In the dire economic conditions of Turkey, the destructive role of the American sanctions and the Emirati and Saudi manipulation of Turkey’s foreign currency market is traceable. As the country moves to the next year parliamentary elections, Erdogan aspires to rebuild friendship with the Arab countries to cut their rogue hands from the national economy and currency market. In the recent months, Arab countries led by Riyadh have designed an anti-Turkish boycott program that would target Turkish products in the Arab markets. If implemented, it could leave Erdogan and his party grapple with a higher level of an economic crisis.
Since the closing months of Barack Obama administration, American-Turkish tensions set to rise, reaching the highest levels under Donald Trump. The confrontation reached the stage of sanctions announced against Ankara by Washington. On December 17, the Department of State imposed restrictions on Presidency of Defense Industries of Turkey under CAATSA sanctions regime.
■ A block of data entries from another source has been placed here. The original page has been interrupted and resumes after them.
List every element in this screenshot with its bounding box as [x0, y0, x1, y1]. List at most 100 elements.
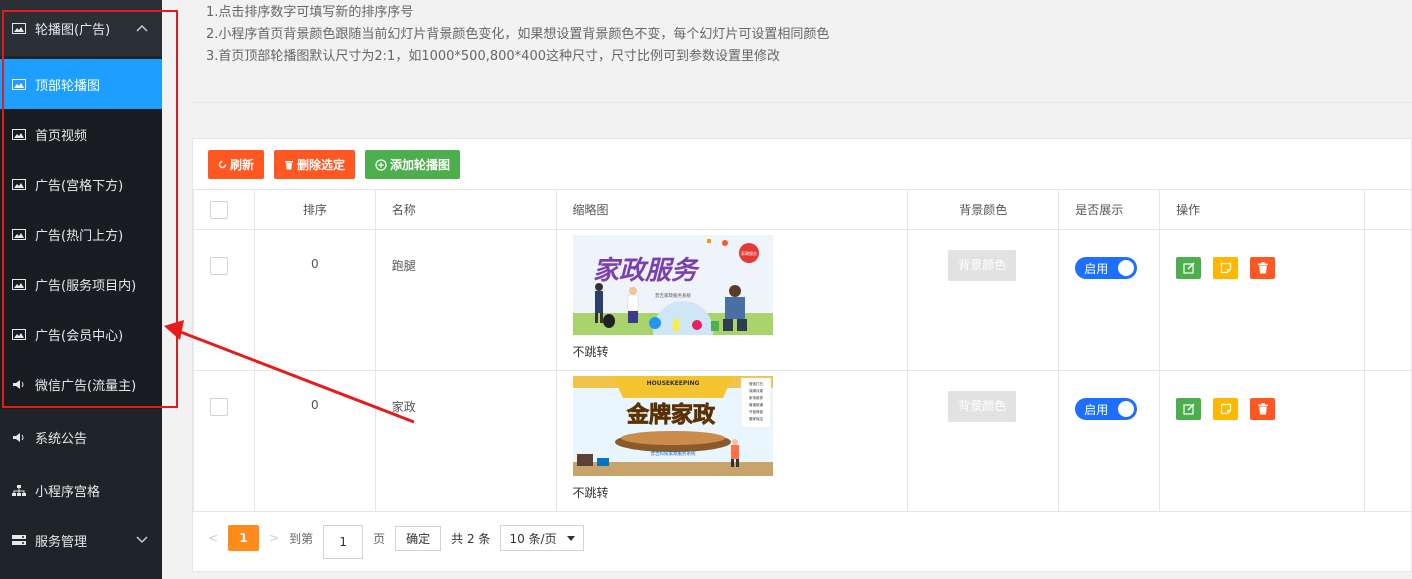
banner-title: 金牌家政	[625, 402, 715, 428]
sidebar-item-label: 系统公告	[35, 431, 88, 447]
banner-list-item: 家电维修	[749, 395, 763, 400]
header-bgcolor: 背景颜色	[907, 189, 1060, 230]
sidebar-item-ad-service[interactable]: 广告(服务项目内)	[0, 259, 162, 309]
header-extra	[1363, 189, 1412, 230]
banner-subtitle: 普吉家政服务系统	[655, 292, 691, 299]
image-icon	[12, 78, 26, 90]
image-icon	[12, 228, 26, 240]
sidebar-item-ad-member[interactable]: 广告(会员中心)	[0, 309, 162, 359]
edit-icon	[1183, 403, 1195, 415]
name-cell: 跑腿	[374, 229, 557, 371]
header-sort[interactable]: 排序	[253, 189, 376, 230]
add-banner-button[interactable]: 添加轮播图	[365, 150, 461, 179]
edit-button[interactable]	[1176, 257, 1202, 279]
current-page[interactable]: 1	[228, 525, 260, 551]
sidebar-item-announcement[interactable]: 系统公告	[0, 409, 162, 465]
sidebar-item-label: 广告(会员中心)	[35, 328, 124, 344]
page-input[interactable]: 1	[323, 525, 364, 559]
page-unit: 页	[373, 531, 386, 546]
header-ops: 操作	[1159, 189, 1365, 230]
trash-icon	[1257, 262, 1268, 274]
banner-thumbnail-gold-housekeeping[interactable]: HOUSEKEEPING 金牌家政 普吉科技家政服务系统 做饭打扫 保姆月嫂 家…	[572, 376, 773, 476]
show-cell: 启用	[1058, 229, 1161, 371]
caret-down-icon	[566, 535, 575, 541]
row-checkbox-cell	[193, 370, 255, 512]
name-cell: 家政	[374, 370, 557, 512]
show-toggle[interactable]: 启用	[1075, 398, 1138, 420]
confirm-button[interactable]: 确定	[395, 525, 442, 551]
extra-cell	[1363, 229, 1412, 371]
banner-subtitle: 普吉科技家政服务系统	[650, 450, 695, 457]
next-page-button[interactable]: >	[269, 531, 279, 545]
thumb-cell: 家政服务 家政服务 普吉家政服务系统 不跳转	[555, 229, 909, 371]
sidebar-item-top-banner[interactable]: 顶部轮播图	[0, 59, 162, 109]
sidebar-item-home-video[interactable]: 首页视频	[0, 109, 162, 159]
note-button[interactable]	[1213, 398, 1239, 420]
banner-list-item: 保姆月嫂	[749, 388, 763, 393]
sidebar-item-grid[interactable]: 小程序宫格	[0, 465, 162, 515]
server-icon	[12, 534, 26, 545]
toggle-label: 启用	[1084, 402, 1109, 417]
row-checkbox[interactable]	[210, 398, 228, 416]
toggle-label: 启用	[1084, 261, 1109, 276]
sidebar-item-label: 广告(服务项目内)	[35, 278, 137, 294]
note-button[interactable]	[1213, 257, 1239, 279]
banner-list-item: 搬家保洁	[749, 416, 763, 421]
toolbar: 刷新 删除选定 添加轮播图	[208, 150, 461, 179]
edit-icon	[1183, 262, 1195, 274]
sidebar-item-ad-hot[interactable]: 广告(热门上方)	[0, 209, 162, 259]
speaker-icon	[13, 432, 24, 442]
table-header-row: 排序 名称 缩略图 背景颜色 是否展示 操作	[193, 189, 1412, 230]
prev-page-button[interactable]: <	[208, 531, 218, 545]
sort-cell[interactable]: 0	[253, 370, 376, 512]
header-show: 是否展示	[1058, 189, 1161, 230]
pagination: < 1 > 到第 1 页 确定 共 2 条 10 条/页	[208, 517, 584, 559]
image-icon	[12, 128, 26, 140]
banner-table: 排序 名称 缩略图 背景颜色 是否展示 操作 0 跑腿 家政服务 家政服务 普吉…	[193, 189, 1412, 512]
sitemap-icon	[12, 484, 26, 496]
toggle-knob	[1118, 401, 1135, 417]
goto-label: 到第	[289, 531, 314, 546]
sidebar-item-label: 微信广告(流量主)	[35, 378, 137, 394]
delete-button[interactable]	[1250, 257, 1276, 279]
extra-cell	[1363, 370, 1412, 512]
row-checkbox[interactable]	[210, 257, 228, 275]
chevron-down-icon	[136, 536, 148, 544]
total-count: 共 2 条	[451, 531, 491, 546]
select-all-checkbox[interactable]	[210, 200, 228, 219]
banner-list-item: 开锁换锁	[749, 409, 763, 414]
sidebar-item-label: 顶部轮播图	[35, 78, 101, 94]
sidebar: 轮播图(广告) 顶部轮播图 首页视频 广告(宫格下方) 广告(热门上方) 广告(…	[0, 0, 162, 579]
notice-line: 3.首页顶部轮播图默认尺寸为2:1，如1000*500,800*400这种尺寸，…	[206, 49, 780, 64]
row-checkbox-cell	[193, 229, 255, 371]
refresh-button[interactable]: 刷新	[208, 150, 265, 179]
notice-line: 1.点击排序数字可填写新的排序序号	[206, 5, 414, 20]
bgcolor-button[interactable]: 背景颜色	[948, 250, 1017, 281]
image-icon	[12, 22, 26, 34]
plus-circle-icon	[375, 158, 387, 171]
notice-box: 1.点击排序数字可填写新的排序序号 2.小程序首页背景颜色跟随当前幻灯片背景颜色…	[192, 0, 1412, 103]
sidebar-group-service[interactable]: 服务管理	[0, 515, 162, 565]
table-row: 0 跑腿 家政服务 家政服务 普吉家政服务系统 不跳转 背景颜色 启用	[193, 229, 1412, 371]
chevron-up-icon	[136, 24, 148, 32]
delete-selected-button[interactable]: 删除选定	[274, 150, 356, 179]
ops-cell	[1159, 229, 1365, 371]
sidebar-item-ad-grid[interactable]: 广告(宫格下方)	[0, 159, 162, 209]
bgcolor-button[interactable]: 背景颜色	[948, 391, 1017, 422]
jump-text: 不跳转	[572, 345, 609, 359]
image-icon	[12, 328, 26, 340]
sidebar-group-banner[interactable]: 轮播图(广告)	[0, 0, 162, 56]
delete-button[interactable]	[1250, 398, 1276, 420]
sort-cell[interactable]: 0	[253, 229, 376, 371]
edit-button[interactable]	[1176, 398, 1202, 420]
sidebar-item-wechat-ad[interactable]: 微信广告(流量主)	[0, 359, 162, 409]
banner-thumbnail-housekeeping[interactable]: 家政服务 家政服务 普吉家政服务系统	[572, 235, 773, 335]
notice-line: 2.小程序首页背景颜色跟随当前幻灯片背景颜色变化，如果想设置背景颜色不变，每个幻…	[206, 27, 830, 42]
sidebar-item-label: 小程序宫格	[35, 484, 101, 500]
table-panel: 刷新 删除选定 添加轮播图 排序 名称 缩略图 背景颜色 是否展示 操作 0 跑…	[192, 138, 1412, 572]
sidebar-item-label: 广告(热门上方)	[35, 228, 124, 244]
show-toggle[interactable]: 启用	[1075, 257, 1138, 279]
header-checkbox-cell	[193, 189, 255, 230]
page-size-select[interactable]: 10 条/页	[500, 525, 584, 551]
banner-top-text: HOUSEKEEPING	[646, 380, 699, 387]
Erdogan is aware that the incoming Biden administration would be tougher on Turkey than Trump’s. Talking to the New York Times in 2019, Biden advocated a new US approach to the “autocrat” Erdogan and called for his removal from power and backing to opposition parties.
Although last week a delegation was sent to Turkey by Biden to de-escalate, the US support to the Syrian Kurds, the F-35 delivery stall, the S-400 Russian Air defense system purchase by Ankara, and also extradition of the Pennsylvania-based preacher Fethullah Gulen who is accused by Erdogan of masterminding the 2016 military coup carry the potentials to unleash crisis to their bilateral ties.
The best option, Erdogan thinks, in the period of Biden is repairing relations with the Arabs so that he can alleviate diplomatic pressures on Ankara and prevent rise of a possible US-led anti-Turkish regional front assisted by the Arab countries.
Reducing anti-Ankara pressures in Libya and the Mediterranean
Another driver behind Turkish efforts to reestablish good relationship with the Arab countries is the pressure put on Turkey in the Mediterranean. Following a cooperation pact with the Government Of National Accord of Libya in 2018, Erdogan embarked on a policy of maximum presence in the Mediterranean Sea for energy ambitions. Also, Erdogan intervened directly in the Libyan civil war in favor of the GNA Prime Minister Fayez al-Sarraj against General Khalifa Haftar forces.
These two Erdogan policy paths put a range of actors like Greece, the Israeli regime, Saudi Arabia, the UAE, Egypt, Cyprus, France, and even the US in the face of Turkey. All of these actors for a reason or another are discontented with the Turkish strategy in the Mediterranean. The key difference point between the Arab states and Turkey is the latter’s support to the Muslim Brotherhood-affiliated government in Tripoli. Now with de-escalation with Egypt, Saudi Arabia, and the UAE, Erdogan wants to at least remove the pressures Turkey is subjected to in Libya.